WSC kommt zum SV Herbern in die Landesliga 4

Fußball: Staffeleinteilung

Der Wunsch des Vereins war ein anderer, trotzdem nimmt man die Staffeleinteilung des Westfälischen Fußball- und Leichtathletikverbandes wohl hin. Landesliga-Aufsteiger Werner SC kommt nicht wie gewünscht in die Ruhrgebietsstaffel 3 sonder spielt in der münsterländischen Staffel 4. Damit kommt es zum Derby mit dem SV Herbern.

WERNE/HERBERN

, 03.07.2017, 15:24 Uhr / Lesedauer: 2 min
Herberns Philipp Dubicki und Wernes Dennis Klossek werden in der kommenden Spielzeit in der Landesliga aufeinandertreffen.

Herberns Philipp Dubicki und Wernes Dennis Klossek werden in der kommenden Spielzeit in der Landesliga aufeinandertreffen.

WSC-Fußballchef Thomas Overmann schien am Montag noch etwas hin- und hergerissen. Ein Derby um Punkte gegen Herbern sei natürlich gut, aber es schimmerte doch durch, dass er den Verein lieber in der Staffel 3 gesehen hätte. Dagegen hätte aber wiederum der Mehraufwand einer 18er-Staffel gesprochen. In den Landesligen 1, 2 und 4 spielen je nur 16 Teams. „Eine Saison kann lang werden. Vier Spiele weniger kommen uns entgegen“, sagte Overmann. Trotzdem wollte er sich zumindest informieren, was einen Staffelwechsel noch bewirken könnte.
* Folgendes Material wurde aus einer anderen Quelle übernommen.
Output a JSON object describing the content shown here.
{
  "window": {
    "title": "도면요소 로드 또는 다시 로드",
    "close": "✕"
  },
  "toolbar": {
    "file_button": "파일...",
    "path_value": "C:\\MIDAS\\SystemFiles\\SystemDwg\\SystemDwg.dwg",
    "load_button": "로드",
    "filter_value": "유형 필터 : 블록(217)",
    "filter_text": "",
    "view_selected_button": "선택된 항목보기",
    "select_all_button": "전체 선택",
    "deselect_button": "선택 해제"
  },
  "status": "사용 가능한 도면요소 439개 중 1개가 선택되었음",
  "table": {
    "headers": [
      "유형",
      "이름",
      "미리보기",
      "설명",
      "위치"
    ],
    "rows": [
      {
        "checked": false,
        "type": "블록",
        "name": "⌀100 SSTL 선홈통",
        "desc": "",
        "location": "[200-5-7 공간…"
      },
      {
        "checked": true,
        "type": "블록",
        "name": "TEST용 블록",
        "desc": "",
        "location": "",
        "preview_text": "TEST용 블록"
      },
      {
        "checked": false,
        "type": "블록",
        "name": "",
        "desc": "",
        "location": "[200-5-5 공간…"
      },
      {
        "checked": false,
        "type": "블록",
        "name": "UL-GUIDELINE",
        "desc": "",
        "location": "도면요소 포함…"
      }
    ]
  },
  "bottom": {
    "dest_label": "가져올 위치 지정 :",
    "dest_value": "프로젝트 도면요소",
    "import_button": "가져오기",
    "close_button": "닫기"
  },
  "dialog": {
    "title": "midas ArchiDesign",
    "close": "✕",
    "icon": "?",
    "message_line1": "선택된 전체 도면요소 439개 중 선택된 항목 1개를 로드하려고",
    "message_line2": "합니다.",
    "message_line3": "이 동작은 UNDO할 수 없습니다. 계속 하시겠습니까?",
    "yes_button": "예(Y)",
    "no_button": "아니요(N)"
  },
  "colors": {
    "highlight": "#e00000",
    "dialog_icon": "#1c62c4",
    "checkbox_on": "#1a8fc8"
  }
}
„Dafür müssten sie einen Tauschpartner finden“, wusste Herberns Sportlicher Leiter Frank Heidemann. Geografisch käme dafür überhaupt nur der TuS Wiescherhöfen aus Hamm in Frage. Dort wiegelte man aber sofort ab: „Unser Wunsch war Staffel 3. Deshalb gäbe es für uns auch keinerlei Grund zu tauschen“, so TuS-Vorsitzender Manfred Roland.

SVH erwartet enge Saison

Ob nun Staffel 3 oder 4, WSC-Co-Trainer Christof Zilligen blickt bereits auf das Wesentliche: „Unabhängig von der Staffel bleibt das Ziel gleich: Als Neuling in der Liga bleiben.“ Auch wenn die Staffel 4 fahrtechnisch anstrengender sei. Ob Gemen, Ahaus, Borken, Heiden oder Mesum: Für einen Großteil der Auswärtspartien stehen Fahrten über mindestens 70 Kilometer an – eine Strecke. „Zumindest nach Herbern können wir mit dem Fahrrad fahren“, scherzte Overmann.
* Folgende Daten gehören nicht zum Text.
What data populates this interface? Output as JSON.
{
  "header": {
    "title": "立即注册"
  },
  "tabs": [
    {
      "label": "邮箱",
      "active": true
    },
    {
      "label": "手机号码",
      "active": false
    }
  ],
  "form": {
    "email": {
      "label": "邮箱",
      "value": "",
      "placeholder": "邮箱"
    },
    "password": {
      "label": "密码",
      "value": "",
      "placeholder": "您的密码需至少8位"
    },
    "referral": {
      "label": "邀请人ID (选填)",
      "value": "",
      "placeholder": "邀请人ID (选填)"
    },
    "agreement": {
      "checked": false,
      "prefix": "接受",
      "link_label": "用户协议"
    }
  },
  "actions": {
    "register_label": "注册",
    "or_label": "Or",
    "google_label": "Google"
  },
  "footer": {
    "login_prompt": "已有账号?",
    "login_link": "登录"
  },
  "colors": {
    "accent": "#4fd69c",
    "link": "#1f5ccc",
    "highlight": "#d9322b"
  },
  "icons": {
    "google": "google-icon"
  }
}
Herberns Frank Heidemann glaubt, dass den Klubs eine ähnlich enge Saison wie in der abgelaufenen Spielzeit bevorsteht. „Das wird ein nettes Jährchen. Die Aufsteiger sind ambitioniert, der Absteiger hat ein gutes Umfeld, hat früher immer im oberen Drittel gespielt“, sagte Heidemann. Neben Werne sind auch die SG Borken und der TuS Altenberge in die Landesliga aufgestiegen. Runter kam Viktoria Heiden, gegen die Herbern früher spielte, als man aus der Westfalenliga abstieg und Heiden gerade in die Landesliga aufstieg.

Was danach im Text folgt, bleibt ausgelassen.